The word monsoon comes from the Arabic word “mausim,” which means “season” or “wind shift”. During the winter, Arizona’s wind comes from the west or northwest. But in the summer, the wind shifts, coming from a southerly or southeasterly direction. This change of winds brings moisture up from the Gulf of Mexico and the Gulf of California.

Combine the shift of the wind, the increase in moisture, and soaring daytime temperatures, resulting in the monsoon season.

The official start of the monsoon season occurs after three consecutive days or more of dew points of 55°F or higher. For a monsoon storm to form, the temperatures in Phoenix need to be between 100-108°F. The monsoon season usually runs from July through September.


Arizona haboob

The word haboob comes from the Arabic word “habb,” meaning “wind”. These occur in the second stage of thunderstorm development.

In the first stage, called the updraft stage, warm, moist air is lifted and condenses to form cumulus-type clouds. There is little to no precipitation during this stage.

The second stage, called the mature stage, has both updrafts and downdrafts. Downdrafts form at the leading edge of a thunderstorm when precipitation pulls the air downward. As the air descends, it often hits the ground and is forced out ahead of the storm in a gust. The gust picks up large amounts of dust and sand and creates a wall of dust we call a haboob. With wind velocity over 30 mph, haboobs can rise to over 3,000 feet.
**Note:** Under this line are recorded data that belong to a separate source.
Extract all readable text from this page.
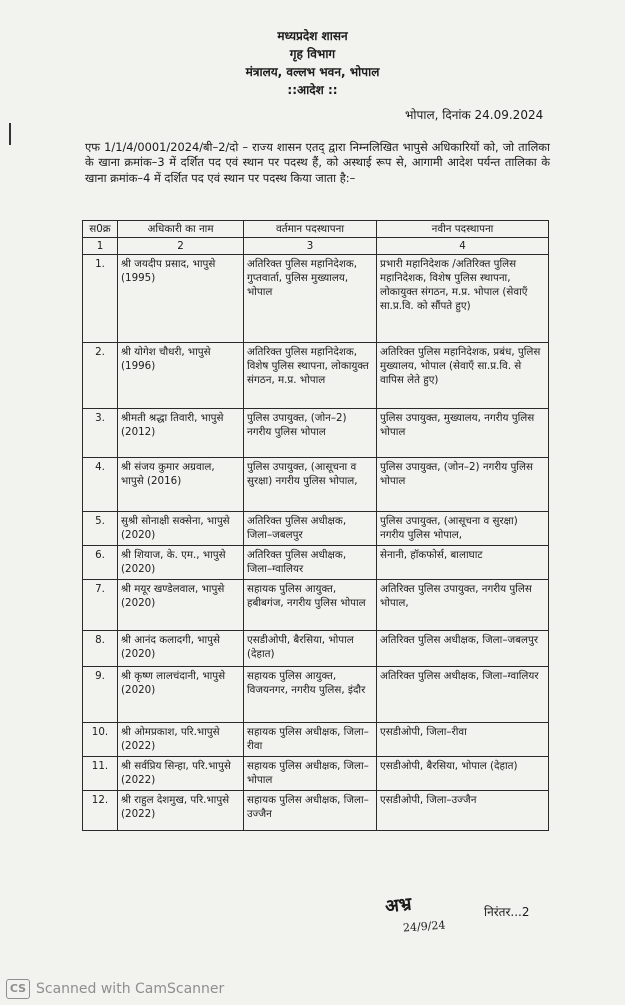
मध्यप्रदेश शासन
गृह विभाग
मंत्रालय, वल्लभ भवन, भोपाल
::आदेश ::
भोपाल, दिनांक 24.09.2024
एफ 1/1/4/0001/2024/बी–2/दो – राज्य शासन एतद् द्वारा निम्नलिखित भापुसे अधिकारियों को, जो तालिका के खाना क्रमांक–3 में दर्शित पद एवं स्थान पर पदस्थ हैं, को अस्थाई रूप से, आगामी आदेश पर्यन्त तालिका के खाना क्रमांक–4 में दर्शित पद एवं स्थान पर पदस्थ किया जाता है:–
स0क्र	अधिकारी का नाम	वर्तमान पदस्थापना	नवीन पदस्थापना
1	2	3	4
1.	श्री जयदीप प्रसाद, भापुसे (1995)	अतिरिक्त पुलिस महानिदेशक, गुप्तवार्ता, पुलिस मुख्यालय, भोपाल	प्रभारी महानिदेशक /अतिरिक्त पुलिस महानिदेशक, विशेष पुलिस स्थापना, लोकायुक्त संगठन, म.प्र. भोपाल (सेवाएँ सा.प्र.वि. को सौंपते हुए)
2.	श्री योगेश चौधरी, भापुसे (1996)	अतिरिक्त पुलिस महानिदेशक, विशेष पुलिस स्थापना, लोकायुक्त संगठन, म.प्र. भोपाल	अतिरिक्त पुलिस महानिदेशक, प्रबंध, पुलिस मुख्यालय, भोपाल (सेवाएँ सा.प्र.वि. से वापिस लेते हुए)
3.	श्रीमती श्रद्धा तिवारी, भापुसे (2012)	पुलिस उपायुक्त, (जोन–2) नगरीय पुलिस भोपाल	पुलिस उपायुक्त, मुख्यालय, नगरीय पुलिस भोपाल
4.	श्री संजय कुमार अग्रवाल, भापुसे (2016)	पुलिस उपायुक्त, (आसूचना व सुरक्षा) नगरीय पुलिस भोपाल,	पुलिस उपायुक्त, (जोन–2) नगरीय पुलिस भोपाल
5.	सुश्री सोनाक्षी सक्सेना, भापुसे (2020)	अतिरिक्त पुलिस अधीक्षक, जिला–जबलपुर	पुलिस उपायुक्त, (आसूचना व सुरक्षा) नगरीय पुलिस भोपाल,
6.	श्री शियाज, के. एम., भापुसे (2020)	अतिरिक्त पुलिस अधीक्षक, जिला–ग्वालियर	सेनानी, हॉकफोर्स, बालाघाट
7.	श्री मयूर खण्डेलवाल, भापुसे (2020)	सहायक पुलिस आयुक्त, हबीबगंज, नगरीय पुलिस भोपाल	अतिरिक्त पुलिस उपायुक्त, नगरीय पुलिस भोपाल,
8.	श्री आनंद कलादगी, भापुसे (2020)	एसडीओपी, बैरसिया, भोपाल (देहात)	अतिरिक्त पुलिस अधीक्षक, जिला–जबलपुर
9.	श्री कृष्ण लालचंदानी, भापुसे (2020)	सहायक पुलिस आयुक्त, विजयनगर, नगरीय पुलिस, इंदौर	अतिरिक्त पुलिस अधीक्षक, जिला–ग्वालियर
10.	श्री ओमप्रकाश, परि.भापुसे (2022)	सहायक पुलिस अधीक्षक, जिला–रीवा	एसडीओपी, जिला–रीवा
11.	श्री सर्वप्रिय सिन्हा, परि.भापुसे (2022)	सहायक पुलिस अधीक्षक, जिला–भोपाल	एसडीओपी, बैरसिया, भोपाल (देहात)
12.	श्री राहुल देशमुख, परि.भापुसे (2022)	सहायक पुलिस अधीक्षक, जिला–उज्जैन	एसडीओपी, जिला–उज्जैन
अभ्र
24/9/24
निरंतर...2
CS Scanned with CamScanner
The third stage is when the storm dissipates and leaves us with cooler temperatures for the rest of the day.


Intense pockets of downdrafts can create severe weather conditions called downbursts. These are bursts of damaging winds that slam into the ground. A large downburst called a macroburst, can be 2.5 miles long, with winds lasting 5-20 minutes. A microburst is smaller, with 2-5 minutes of peak winds.

Most smartphones offer severe weather alerts. Check out your phone’s Settings and look under Notifications.